Bizi Takip Edin

AVRUPA

Almanya’da Commerzbank gerilimi artıyor

Yayınlanma

Alman Şansölyesi Olaf Scholz, İtalyan kredi kuruluşu UniCredit’in hisselerini yüzde 9’dan yüzde 21’e çıkardığını açıklamasının ardından bu kredi verenin Commerzbank’ı devralmasına karşı olduğunu açıkladı.

UniCredit pazartesi günü Commerzbank hisselerinin yüzde 11,5’inde daha pozisyon aldığını açıkladı. UniCredit, daha önce bankada bulunan yüzde 9’luk hissesinin yarısını Alman hükümetinden aldığını duyurmuştu.

Scholz pazartesi günü New York’a yaptığı bir ziyaret sırasında Reuters’e verdiği demeçte “dostça olmayan saldırıların [ve] düşmanca devralmaların bankalar için iyi bir şey olmadığını ve bu nedenle Alman hükümetinin kendisini açıkça konumlandırdığını” söyledi.

UniCredit CEO’su Andrea Orcel daha önce yaptığı açıklamada hükümetin desteği olmadan Commerzbank ile birleşme yoluna gitmeyeceğini söylemişti.
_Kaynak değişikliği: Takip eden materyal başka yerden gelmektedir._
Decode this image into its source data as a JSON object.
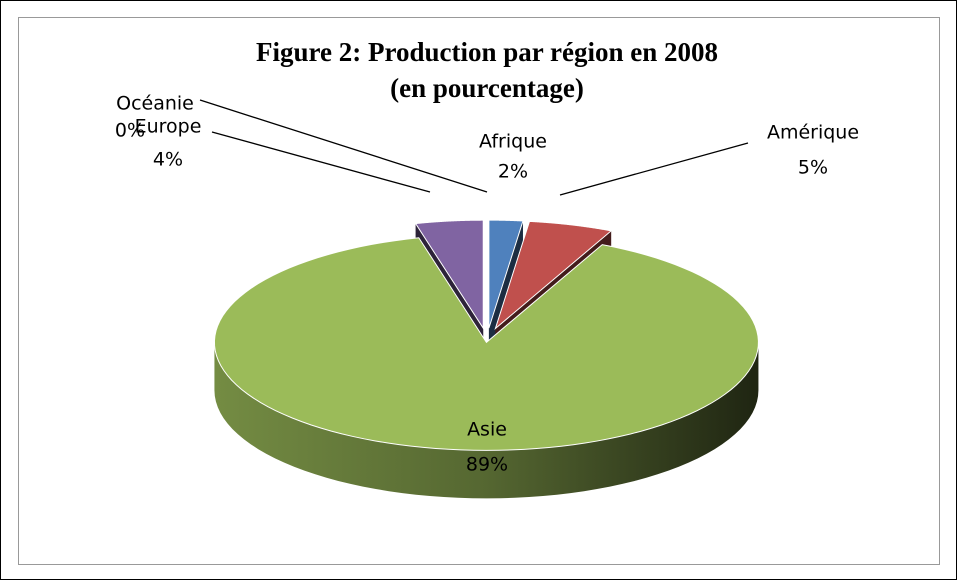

Alman hükümetinden UniCredit’e “devralmaya karşıyız” uyarısı

UniCredit uzun süredir Commerzbank’ı potansiyel bir hedef olarak görse de, İtalyan bankasının büyük bir hissedar olarak ortaya çıkması Almanya’daki kurumları hazırlıksız yakaladı ve sınır ötesi bir birleşmeye karşı siyasi muhalefeti alevlendirdi.

UniCredit’in pazartesi günü yaptığı açıklamanın ardından FT’ye konuşan bir hükümet yetkilisi Berlin’in “Commerzbank’ın bağımsızlığa yönelik stratejisini desteklediğini” belirterek, “Bir devralmayı desteklemiyoruz ve UniCredit’i bu konuda bilgilendirdik,” dedi.

Unicredit’in son hisse alımı ve Berlin’in sert yanıtı, Commerzbank’ın en büyük iki hissedarı arasındaki sert anlaşmazlıkta keskin bir tırmanışa işaret ediyor.

İtalyan kreditör, Alman devletinden daha fazla hisse sahibi olacak

Orcel son hamlesini, Berlin’in cuma günü Commerzbank’ta kalan yüzde 12’lik hissesini planlandığı gibi satmayacağını açıklamasının ardından, bir devralmaya karşı artan iç muhalefete bir yanıt olarak yaptı.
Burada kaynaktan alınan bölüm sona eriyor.